Tenemos que reconocer que el proceso judicial del caso Urdangarin va a ser mirado con lupa por todos, por los expertos y por los legos en asuntos jurídicos, y al más mínimo indicio de trato de favor la ciudadanía va a reaccionar.
En este caso debemos de diferenciar el componente privado y el público. El Sr. Urdangarin está casado con una de nuestras infantas, según la prensa del corazón, ella está enamorada de su marido, y por lo tanto se le plantea un grave problema. Desde mi punto de vista la Infanta Cristina debería tomar una decisión, la de renunciar a todos sus derechos dinásticos y relativos a su pertenencia a la Casa Real, para así, como una ciudadana más afrontar junto a su marido la defensa de su inocencia ante la avalancha judicial que se le avecina. Lo que no puede hacer es mantener su privilegios e intentar ayudarle desde ellos.
Hoy mismo ha publicado el diario El Mundo un sondeo sobre lo que piensan los españoles sobre la Monarquía. En ese sondeo se muestra un apoyo masivo de la población a su Rey y a su Príncipe, un rechazo casi absoluto al comportamiento de Iñaki Urdangarin, y lo ya comentado por mí, el 80% afirma que la justicia no es igual para todos. También conviene resaltar que la gran mayoría considera que la Casa Real no ha gestionado nada bien este asunto.

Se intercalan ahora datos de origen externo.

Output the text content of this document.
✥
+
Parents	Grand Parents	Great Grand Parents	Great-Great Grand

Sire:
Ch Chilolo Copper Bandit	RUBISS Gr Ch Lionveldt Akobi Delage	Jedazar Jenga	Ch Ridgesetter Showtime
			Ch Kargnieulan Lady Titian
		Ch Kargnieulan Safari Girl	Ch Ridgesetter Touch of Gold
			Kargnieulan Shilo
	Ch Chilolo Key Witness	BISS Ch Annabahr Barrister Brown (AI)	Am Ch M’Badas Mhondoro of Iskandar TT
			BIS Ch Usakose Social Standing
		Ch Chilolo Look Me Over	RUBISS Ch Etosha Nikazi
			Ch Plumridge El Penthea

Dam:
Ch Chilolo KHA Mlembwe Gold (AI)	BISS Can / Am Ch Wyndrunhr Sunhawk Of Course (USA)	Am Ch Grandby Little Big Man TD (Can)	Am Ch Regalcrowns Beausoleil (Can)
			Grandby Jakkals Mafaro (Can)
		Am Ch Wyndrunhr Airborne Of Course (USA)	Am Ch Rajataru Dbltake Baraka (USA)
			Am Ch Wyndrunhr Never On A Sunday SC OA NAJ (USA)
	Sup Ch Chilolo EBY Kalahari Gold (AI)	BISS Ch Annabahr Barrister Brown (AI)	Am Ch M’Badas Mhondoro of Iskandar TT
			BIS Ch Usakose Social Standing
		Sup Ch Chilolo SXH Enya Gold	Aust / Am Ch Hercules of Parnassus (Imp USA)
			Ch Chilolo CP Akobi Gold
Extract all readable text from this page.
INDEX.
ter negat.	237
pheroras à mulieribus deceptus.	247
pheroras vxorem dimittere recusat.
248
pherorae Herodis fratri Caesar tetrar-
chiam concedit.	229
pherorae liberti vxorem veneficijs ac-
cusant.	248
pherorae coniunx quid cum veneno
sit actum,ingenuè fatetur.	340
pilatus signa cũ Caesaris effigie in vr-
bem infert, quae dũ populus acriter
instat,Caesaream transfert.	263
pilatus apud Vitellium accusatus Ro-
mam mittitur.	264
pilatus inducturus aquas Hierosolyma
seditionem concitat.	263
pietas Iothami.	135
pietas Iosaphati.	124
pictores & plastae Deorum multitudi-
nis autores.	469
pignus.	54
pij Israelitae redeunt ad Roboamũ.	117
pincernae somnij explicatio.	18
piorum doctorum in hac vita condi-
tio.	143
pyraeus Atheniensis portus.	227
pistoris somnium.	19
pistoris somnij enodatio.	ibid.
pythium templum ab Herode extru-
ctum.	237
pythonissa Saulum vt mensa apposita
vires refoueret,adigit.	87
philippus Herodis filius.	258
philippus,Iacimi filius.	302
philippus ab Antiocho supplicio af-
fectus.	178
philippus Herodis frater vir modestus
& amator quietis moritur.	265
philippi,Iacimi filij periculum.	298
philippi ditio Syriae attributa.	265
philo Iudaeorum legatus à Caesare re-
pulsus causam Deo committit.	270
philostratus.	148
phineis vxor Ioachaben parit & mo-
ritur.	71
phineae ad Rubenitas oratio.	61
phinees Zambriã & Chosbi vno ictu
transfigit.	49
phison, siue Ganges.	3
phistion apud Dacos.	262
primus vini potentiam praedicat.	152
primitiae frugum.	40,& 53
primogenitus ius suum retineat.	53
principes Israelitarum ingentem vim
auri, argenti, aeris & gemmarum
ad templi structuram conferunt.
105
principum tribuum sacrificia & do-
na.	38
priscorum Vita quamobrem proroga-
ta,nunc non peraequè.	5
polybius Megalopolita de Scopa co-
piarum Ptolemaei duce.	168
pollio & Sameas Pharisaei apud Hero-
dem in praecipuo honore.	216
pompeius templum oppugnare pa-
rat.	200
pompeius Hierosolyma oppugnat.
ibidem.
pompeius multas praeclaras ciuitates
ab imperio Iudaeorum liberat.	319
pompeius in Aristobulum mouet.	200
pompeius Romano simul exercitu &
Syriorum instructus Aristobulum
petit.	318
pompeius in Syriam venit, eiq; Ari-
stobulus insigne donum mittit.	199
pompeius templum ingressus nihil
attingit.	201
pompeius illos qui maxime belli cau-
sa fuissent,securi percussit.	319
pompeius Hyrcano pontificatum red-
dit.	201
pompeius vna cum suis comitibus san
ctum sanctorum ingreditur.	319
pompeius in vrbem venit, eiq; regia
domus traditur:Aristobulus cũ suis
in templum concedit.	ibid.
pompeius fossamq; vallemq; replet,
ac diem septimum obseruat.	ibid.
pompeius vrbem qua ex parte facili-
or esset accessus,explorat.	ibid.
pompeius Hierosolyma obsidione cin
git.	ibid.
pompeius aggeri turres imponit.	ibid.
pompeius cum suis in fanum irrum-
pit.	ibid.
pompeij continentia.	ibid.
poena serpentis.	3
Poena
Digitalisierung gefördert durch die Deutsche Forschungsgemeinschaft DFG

Viendo los resultados del sondeo podemos comprobar como la ciudadanía considera culpable al marido de nuestra Infanta Cristina sin haber sido aún juzgado, si tener en cuenta la presunción de inocencia, pero es que el pueblo es así, recibe la información del caso por diversos medios, la procesa, y el resultado en este caso es el de culpabilidad. Todo esto, es fruto sin duda de la gravedad de las acusaciones contra este señor, y sobre todo lo que nos ha transmitido con su comportamiento, alguien con la vida resuelta, la suya y la de sus descendientes, con una posición social que para si muchos la quisieran, y resulta que, al parecer, se dedica a conseguir grandes cantidades de dinero aprovechándose de su posición como miembro “paracaidísta” de la Casa Real. Un comportamiento impresentable.
La gran pregunta es la de porqué si se sabía desde hace más de cinco años sus andanzas, que también hizo públicas el diario El Mundo, como es posible que el Rey no haya reaccionado mucho antes. No quiero ni pensar que esta inacción haya sido fruto de la intervención de la esposa del “presunto”, ya que de comprobarse este supuesto, sería fatal para nuestra Monarquía.
No obstante, confío en la neutralidad de la Corona en este caso, ya que desde mi punto de vista debe de ser la más interesada en que se haga justicia, para que así la sensación popular de que los malhechores de alta alcurnia tienen impunidad, desaparezca.
El tema que hoy tratas es muy delicado, pero importante.Está claro que la avaricia rompe el saco.Qué pena que después de una persona de vivir tan bien y con tantos privilegios, no tenga suficiente. Por eso la realeza se debería casar sólo con gente de su misma condición.
Espero que sólo le repercuta a él y la familia real siga intacta. Hay que esperar al juicio y saber si verdaderamente es culpable o no.
Creo que como bien has dicho, la Corona es la principal interesada en que el asunto se aclare públicamente, sin trampa ni cartón. Para nada les interesa que su posición social influya en el juicio. Y por supuesto, antes de considerarlo culpable, habría que esperar para ver como trascurre el juicio. Asunto muy delicado, y supongo que también difícil de tratar incluso para la Realeza. En cualquier caso, un tema interesante sin duda.Un beso!